Una relación entre un profesor y una alumna está penado por ley. Sería aprovecharse de una menor de edad. Además es un tema tabú, algo que no puede suceder. Sin embargo en esta historia, esta frontera es traspasada, en algún sentido, por uno de sus protagonistas. Un juego de miradas que terminó muy mal.
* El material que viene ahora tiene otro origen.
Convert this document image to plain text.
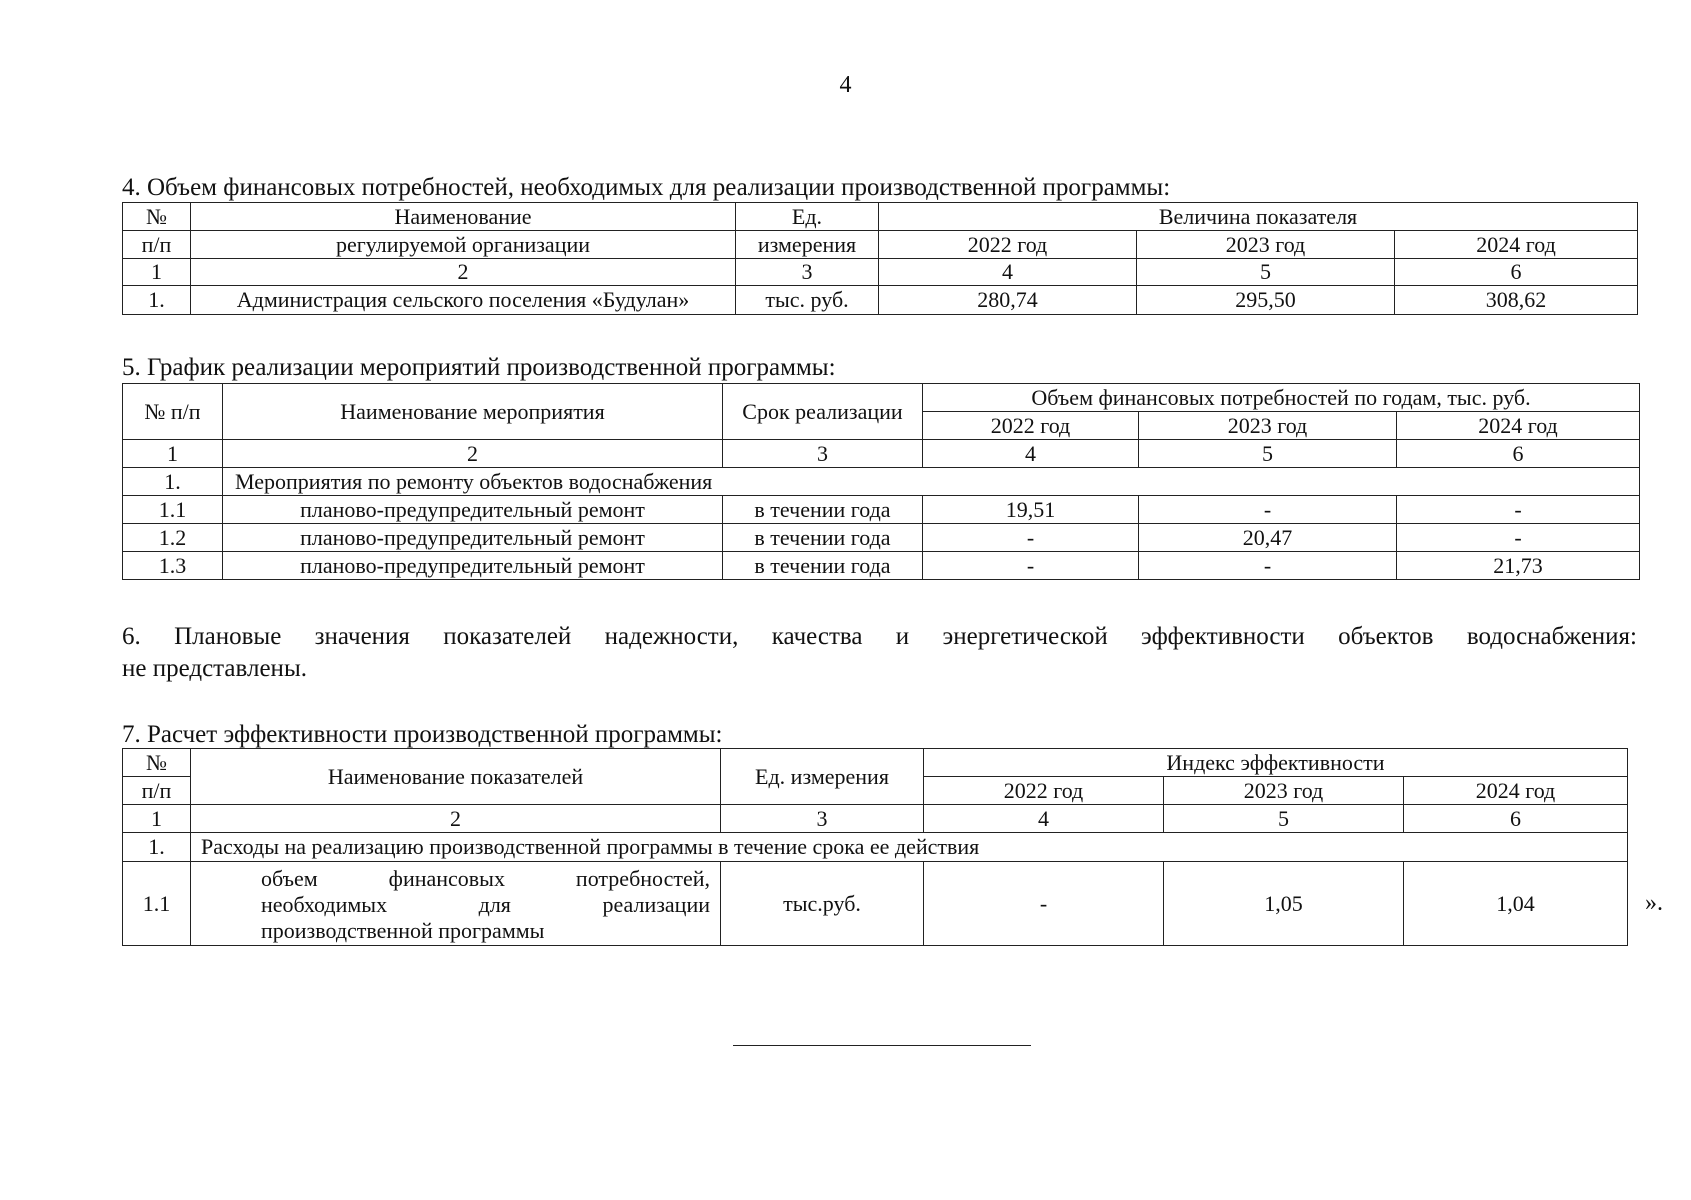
4
4. Объем финансовых потребностей, необходимых для реализации производственной программы:
№	Наименование	Ед.	Величина показателя		
п/п	регулируемой организации	измерения	2022 год	2023 год	2024 год
1	2	3	4	5	6
1.	Администрация сельского поселения «Будулан»	тыс. руб.	280,74	295,50	308,62
5. График реализации мероприятий производственной программы:
№ п/п	Наименование мероприятия	Срок реализации	Объем финансовых потребностей по годам, тыс. руб.		
			2022 год	2023 год	2024 год
1	2	3	4	5	6
1.	Мероприятия по ремонту объектов водоснабжения				
1.1	планово-предупредительный ремонт	в течении года	19,51	-	-
1.2	планово-предупредительный ремонт	в течении года	-	20,47	-
1.3	планово-предупредительный ремонт	в течении года	-	-	21,73
6. Плановые значения показателей надежности, качества и энергетической эффективности объектов водоснабжения:
не представлены.
7. Расчет эффективности производственной программы:
№	Наименование показателей	Ед. измерения	Индекс эффективности		
п/п			2022 год	2023 год	2024 год
1	2	3	4	5	6
1.	Расходы на реализацию производственной программы в течение срока ее действия				
1.1	объем финансовых потребностей, необходимых для реализации производственной программы	тыс.руб.	-	1,05	1,04	».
El profesor Eduardo era el más guapo de toda la escuela. Al menos eso decían todas. Yo no encontraba que fuera para tanto. Pero la Eve y la María siempre lo miraban embobadas durante toda la clase. Era impresionante. Incluso escuché que una vez una chiquilla de cuarto curso le regaló una carta declarándose, pero no sé si será verdad. El tipo todavía no cumplía treinta años y ya estaba dando clases de Lenguaje y Literatura. Era un buen profesor o al menos muchas de mis amigas y amigos lo creían. Yo no tanto. Siempre nos mandaba esos libros gigantes que me parecían muy aburridos. Y además se creía amigo de todo el mundo. No soporto a ese tipo gente.
Yo cumplía en su clase pero siempre al límite. Tampoco es que iba a reprobar pero era una más del montón. Pero ese día que me empezó a mirar fue uno de los peores días de mi vida. Me acuerdo y me dan ganas de enterrarme viva. Fue lo peor que me pudo haber pasado en la vida.
Fue el día del examen de “Cien años de soledad” de García Márquez. Tuvimos como un mes para leer esa novela pero a mí tanto nombre me volvió loca y dejé el libro como a las 60 páginas. Antes de la prueba me leí esos resúmenes que hay en internet y también anoté todos los nombres de los personajes (creo que armé un árbol genealógico completo) en un papelito que guardé en el bolsillo de mi chaleco. Soy bastante precavida.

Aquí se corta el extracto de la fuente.